Though the pound remains not far off a six-month high touched in mid-December, the outlook is murky as recession fears, high inflation and a cost-of-living crisis weigh on the British economy.
British construction activity fell last month at its sharpest rate since May 2020, as new orders dried up in the face of rising interest rates and broader cost pressures, a survey showed on Friday.
A survey on Thursday showed Britain’s services sector ended 2022 in lacklustre fashion, with new orders falling and hiring frozen during December, a sign that Britain is probably already in recession.
“Growth differentials are also at play for the pound and we think deteriorating sentiment means this momentum lower can be sustained,” Harvey said.
Earlier in the week, the S&P Global/CIPS UK manufacturing Purchasing Managers’ Index (PMI) fell to 45.3 in December from 46.5 in November, its lowest since May 2009, apart from two months at the start of the COVID-19 pandemic in 2020.

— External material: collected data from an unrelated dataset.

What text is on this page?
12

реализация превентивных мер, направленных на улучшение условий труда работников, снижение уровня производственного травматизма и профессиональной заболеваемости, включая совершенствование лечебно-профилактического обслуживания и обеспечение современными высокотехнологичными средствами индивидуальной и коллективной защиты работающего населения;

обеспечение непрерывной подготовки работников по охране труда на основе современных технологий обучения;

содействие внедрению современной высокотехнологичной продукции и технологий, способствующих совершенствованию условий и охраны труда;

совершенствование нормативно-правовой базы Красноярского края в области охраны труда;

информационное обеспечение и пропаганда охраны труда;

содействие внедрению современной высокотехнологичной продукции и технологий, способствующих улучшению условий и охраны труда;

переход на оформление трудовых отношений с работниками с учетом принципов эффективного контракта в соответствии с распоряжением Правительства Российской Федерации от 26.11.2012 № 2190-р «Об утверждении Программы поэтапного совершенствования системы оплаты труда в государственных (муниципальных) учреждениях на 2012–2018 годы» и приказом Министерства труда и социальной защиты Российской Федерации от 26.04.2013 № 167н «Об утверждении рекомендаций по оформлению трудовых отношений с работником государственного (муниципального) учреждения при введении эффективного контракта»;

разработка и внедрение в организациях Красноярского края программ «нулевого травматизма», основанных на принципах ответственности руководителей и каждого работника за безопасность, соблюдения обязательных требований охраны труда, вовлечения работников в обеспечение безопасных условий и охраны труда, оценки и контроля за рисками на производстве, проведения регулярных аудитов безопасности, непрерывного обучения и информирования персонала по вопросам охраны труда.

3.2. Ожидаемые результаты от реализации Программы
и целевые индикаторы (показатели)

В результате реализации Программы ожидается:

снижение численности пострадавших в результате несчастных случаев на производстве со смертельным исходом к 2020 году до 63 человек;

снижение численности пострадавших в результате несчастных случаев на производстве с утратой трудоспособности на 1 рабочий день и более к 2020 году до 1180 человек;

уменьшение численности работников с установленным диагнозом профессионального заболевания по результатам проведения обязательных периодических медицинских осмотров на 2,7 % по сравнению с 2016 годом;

The BoE has hiked interest rates nine times since December 2021 to try to lower inflation that remains near a 41-year high, while attempting to skirt a severe downturn.
On Friday, currency traders were looking ahead to the U.S. labor department’s closely watched employment report due for release at 1330 GMT.
Economists predict 200,000 workers were added to non-farm payrolls in December, which would mark the slowest pace of growth in two years. Focus for investors will likely be more intense on measures of wage inflation, as this is a gauge that Federal Reserve policymakers are monitoring.